Pichhwais represent a unique form of textile art which originated at Shrinathji temple in Nathdwara a little over three centuries ago. Nathdwara is some 48 km northeast of Udaipur in the Rajsamand district of Rajasthan.
The temple dedicated to Lord Krishna was named Nathdwara because Lord Krishna is also known as ‘Nath’ and ‘Nathdwara’ means ‘Gateway to God.’ Nathdwara is believed to be one of the richest Hindu temples in India next only to Tirupati Devasthanam in Andhra Pradesh.Pichhwais are large devotional cloth hangings which form the background for Lord Krishna’s icon in Pushti Marg temples. Pichhwai literally translates to ‘at the back.’ Traditionally, pichhwais were painted on woven cotton cloth. The cloth used to be coated with a mixture of gum Arabic and rice floor to create an even surface. Colour pigments obtained from vegetables and minerals were then applied on them with a brush
Pichhwais usually depict 24 scenes from Lord Krishna’s life related to some festival or holy day.

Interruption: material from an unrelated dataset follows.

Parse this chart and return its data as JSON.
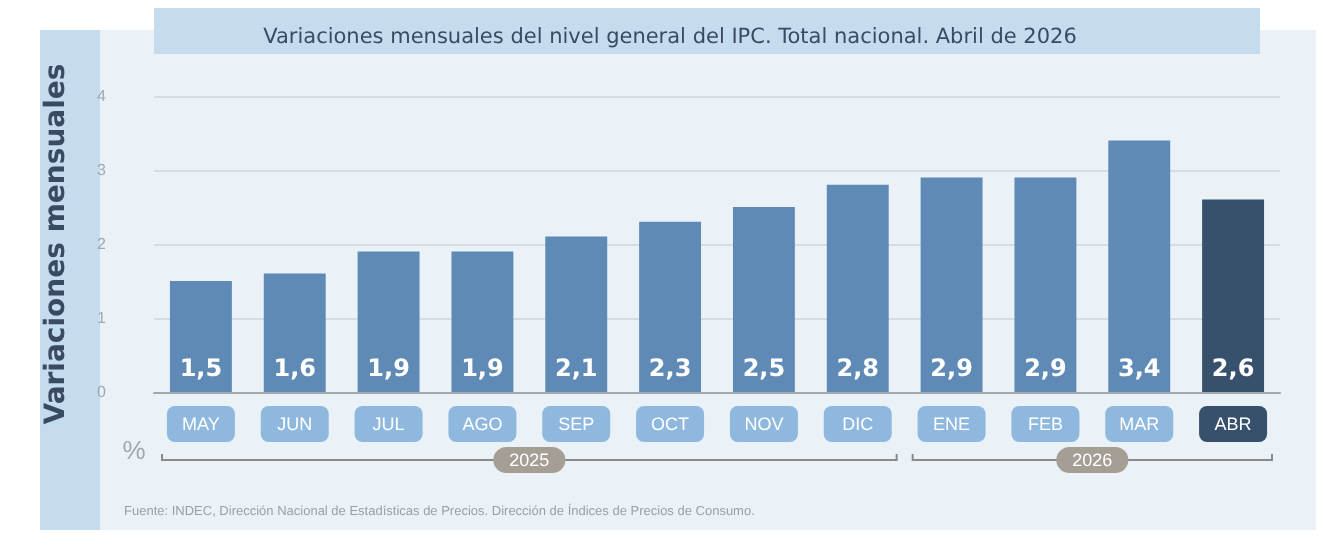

At the centre of these pichhwais is either a stylized image or a symbolic representation of Lord Krishna. Dark clouds, dancing peacock, Kadamba tree etc. symbolize Lord Krishna in these paintings. The pichhwais are changed from time to time depending upon the day, season and occasion to create different moods and ambience.
Lord Krishna is the most loved of the nine incarnations of Lord Vishnu for his childhood antics and pranks; his stories of love, friendship and fight against evil forces during his adolescence as a cowherd; and, his philosophical discourses and political manoeuvres as the charioteer of Arjuna, one of the greatest warriors of Mahabharata fame.
Lord Krishna’s personality was so popular and powerful that everything associated with him has been immortalized in art, literature and culture of India. Butter, flute, peacock feather, cows, cowherds, milkmaids—literally everything associated with Lord Krishna has left an indelible mark on our culture.
Srinathji is the presiding deity of the Pushti Marg sect which worships Lord Krishna in the form of a child divinity. The Pushti Marg was founded in the sixteenth century by Vallabhacharya (1479-1531) who was also known a Mahaprabhuji. Pushti Marg means “The Path of Grace.” It is a vaishnavite sect whose cult figure is Lord Krishna. The Pushti Marg sect worships Lord Krishna as a living child divinity.
Together with Shankaracharya, Ramanujacharya, Madhavacharya and Nimbarkaracharya, Vallabhacharya was one of the five main acharyas of the Bhakti movement which led to the resurgence of Hinduism in India in the medieval period.
The black stone image of Shrinathji in Nathdwara was originally consecrated by Vallabhacharya in Mathura which is the birth place of Lord Krishna where decorative clothes were used as backdrop for the image.
Fearing vandalism by Aurangazeb in 1691, the Pushti Marg sect in Mathura decided to shift the image of Shrinathji to a safer haven. The image of Shrinathji was sent to Udaipur (the capital of Mewar in Rajashan) which was believed to be a safe sanctuary for the image. Mewar was the only region in northern India which did not yield to Mughal onslaughts.
However, the wheels of the chariot carrying the image sank into the ground at Nathdwara about 48 km northeast of Udaipur. No matter what the custodians of this image did, the wheels of the chariot would not move. Taking this as a divine signal, Srinathji’s temple was raised at the same spot where it stands to this day. Before construction of the temple this place was called Sihar.